The band’s first record Relayted is no joke, a representative of the label assures me. And if the covers throughout the night were an indicator, then the label guy’s right. Sade’s “By Your Side,” George Michael’s “One More Try,” Godley & Creme’s “Cry,” and the Alan Parsons Project’s “Eye In the Sky,” all reinvented and reinvigorated by the group, played out like the soundtrack to the prom I never went to (however, one skeptic left early telling me he felt very confused by what was happening on stage, and another exclaimed “WTF?”). The Faith cover, in particular, came across as so sincere and naked, despite it’s singer wearing a hooded sweatshirt with a reptile eyes on the hood and a thorny spine running down the back, women cooed and cheered. I firmly believe in the seductive power of the ballad.

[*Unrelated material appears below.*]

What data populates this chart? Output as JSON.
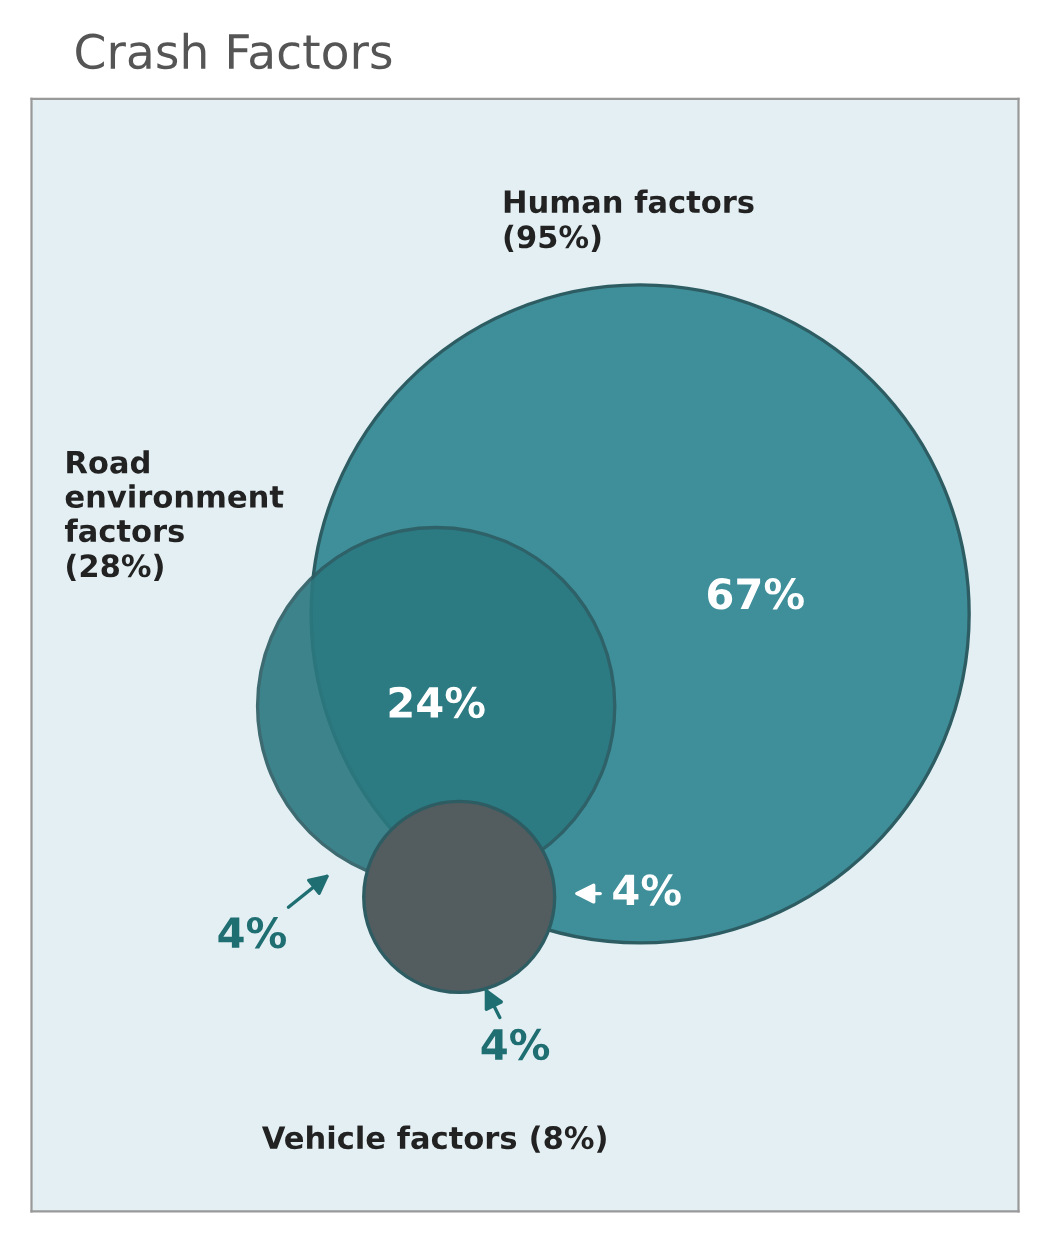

Gayngs isn’t a brilliant concept, but it is brilliant delivery. There’s something truly palpable about witnessing a band enjoy one anothers’ company and then channeling that camaraderie into the sound. The live versions of the songs dripped with tenderness and pleather culminating into yacht rock anthems for the T-Pain generation. If that makes you gag, then this isn’t for you. But for those of you who still, to this day, enjoy listening to the original versions of the songs mentioned above and feel like indie rock is a bummer, this is the live show of the year. Chalk one up for the white boy, Wild Cherry be damned.